Its net asset value (NAV) of 421c/share is more than double its market price and its shares look cheap for the growth it promises. It is even more compelling if you compare it with its peers whose NAVs are largely in line with their market prices. With the new colliery expected to churn out 1.4Mt per annum (Mtpa) once in full production, the company is edging closer to beating its target of 5Mtpa. Another mine at developmental stage is expected to be online in two to three years.
With demand for coal almost assured from South African power utility Eskom, the fortunes of most junior and mid-tier coal miners in SA are largely dependent on how much coal they can dig out of the ground. Eskom offers prices usually on cost-plus long-term contracts. While the prices to Eskom are considerably lower than export prices, the costs of supplying the product to Eskom are lower and come with an added advantage of reliability.
Keaton sells the bulk of its thermal coal from the current collieries – 70%-90% of total sales – to Eskom with its metallurgical coal and anthracite being sold to domestic industrial consumers and Brazil. While this high quality coal is exposed to depressed international coal prices, it is a much smaller portion of the group’s earnings. However, the arrangement does enable Keaton to benefit from any recovery in international prices.
Keaton posted satisfactory results for the interim period to end-September which were largely in line with market expectations. Total sales were up 7% to 1.45 metric tonnes (Mt) translating into R783m (1H15: R710m) in revenue, reflecting 10% growth. Headline earnings per share, however, fell 29% to 13.7c/share due to the increased number of shares issued and finance costs. No dividend was declared but we expect a maiden dividend at the end of the financial year as the company has accumulated a large cash pile.
Keaton maintained steady production throughout last year, a trend that is likely to continue in the next 12 months. Its production update for the quarter to endDecember shows that rolling 12-month sales for thermal coal were up 5% while that destined for export and industrial consumers was 72% higher.

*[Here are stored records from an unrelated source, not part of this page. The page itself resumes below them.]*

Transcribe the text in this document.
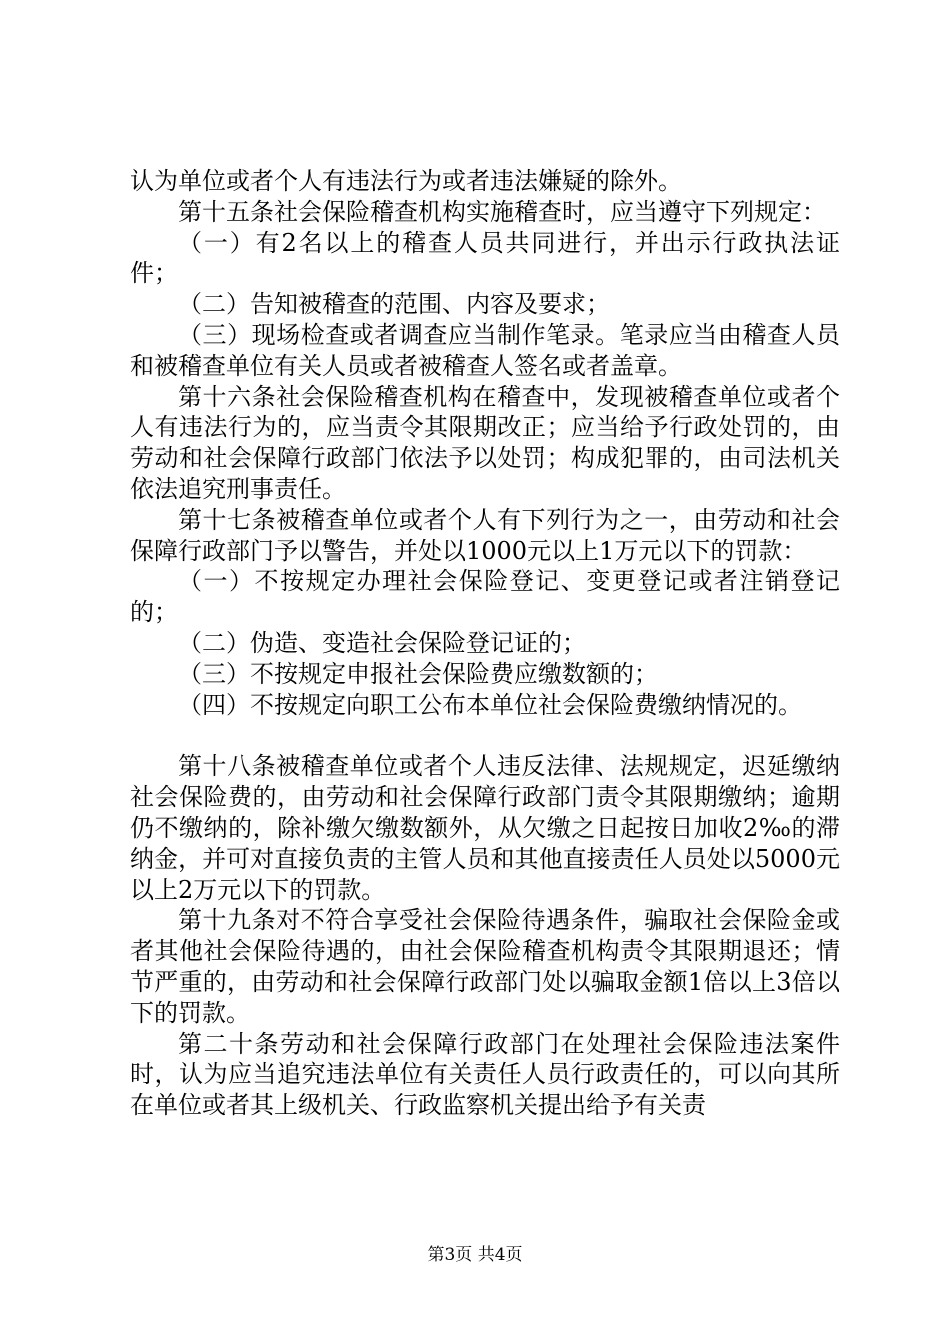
认为单位或者个人有违法行为或者违法嫌疑的除外。

第十五条社会保险稽查机构实施稽查时，应当遵守下列规定：

（一）有2名以上的稽查人员共同进行，并出示行政执法证件；

（二）告知被稽查的范围、内容及要求；

（三）现场检查或者调查应当制作笔录。笔录应当由稽查人员和被稽查单位有关人员或者被稽查人签名或者盖章。

第十六条社会保险稽查机构在稽查中，发现被稽查单位或者个人有违法行为的，应当责令其限期改正；应当给予行政处罚的，由劳动和社会保障行政部门依法予以处罚；构成犯罪的，由司法机关依法追究刑事责任。

第十七条被稽查单位或者个人有下列行为之一，由劳动和社会保障行政部门予以警告，并处以1000元以上1万元以下的罚款：

（一）不按规定办理社会保险登记、变更登记或者注销登记的；

（二）伪造、变造社会保险登记证的；

（三）不按规定申报社会保险费应缴数额的；

（四）不按规定向职工公布本单位社会保险费缴纳情况的。

第十八条被稽查单位或者个人违反法律、法规规定，迟延缴纳社会保险费的，由劳动和社会保障行政部门责令其限期缴纳；逾期仍不缴纳的，除补缴欠缴数额外，从欠缴之日起按日加收2‰的滞纳金，并可对直接负责的主管人员和其他直接责任人员处以5000元以上2万元以下的罚款。

第十九条对不符合享受社会保险待遇条件，骗取社会保险金或者其他社会保险待遇的，由社会保险稽查机构责令其限期退还；情节严重的，由劳动和社会保障行政部门处以骗取金额1倍以上3倍以下的罚款。

第二十条劳动和社会保障行政部门在处理社会保险违法案件时，认为应当追究违法单位有关责任人员行政责任的，可以向其所在单位或者其上级机关、行政监察机关提出给予有关责

第3页 共4页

Based on these forward estimates and valuations we think Keaton’s market price is trailing its intrinsic value. Trading at a forward price: earnings ratio of 7.1, we expect this to re-rate as pipeline projects become operational. While its business is subject to a number of external factors, we think it offers good long-term value for investors with a high risk appetite. We issue a speculative buy recommendation.
- Increased demand for coal by Eskom and other players to stabilise prices
- Commissioning of a new mine removes dependence on a single colliery for the majority of its production
- Over-reliance on Eskom
- Threat posed by possible enforcement of tougher BEE requirements for Eskom suppliers
- Delays in regulatory process may lead to delays in the commissioning of some planned mines
- Possibility of tighter regulation of domestic prices and export volumes if government’s proposal to declare coal as a strategic mineral is adopted
Nature of business: Keaton is a coal mining company that operates two collieries in Mpumalanga and Vryheld. It is acquiring and developing new coal-mining opportunities.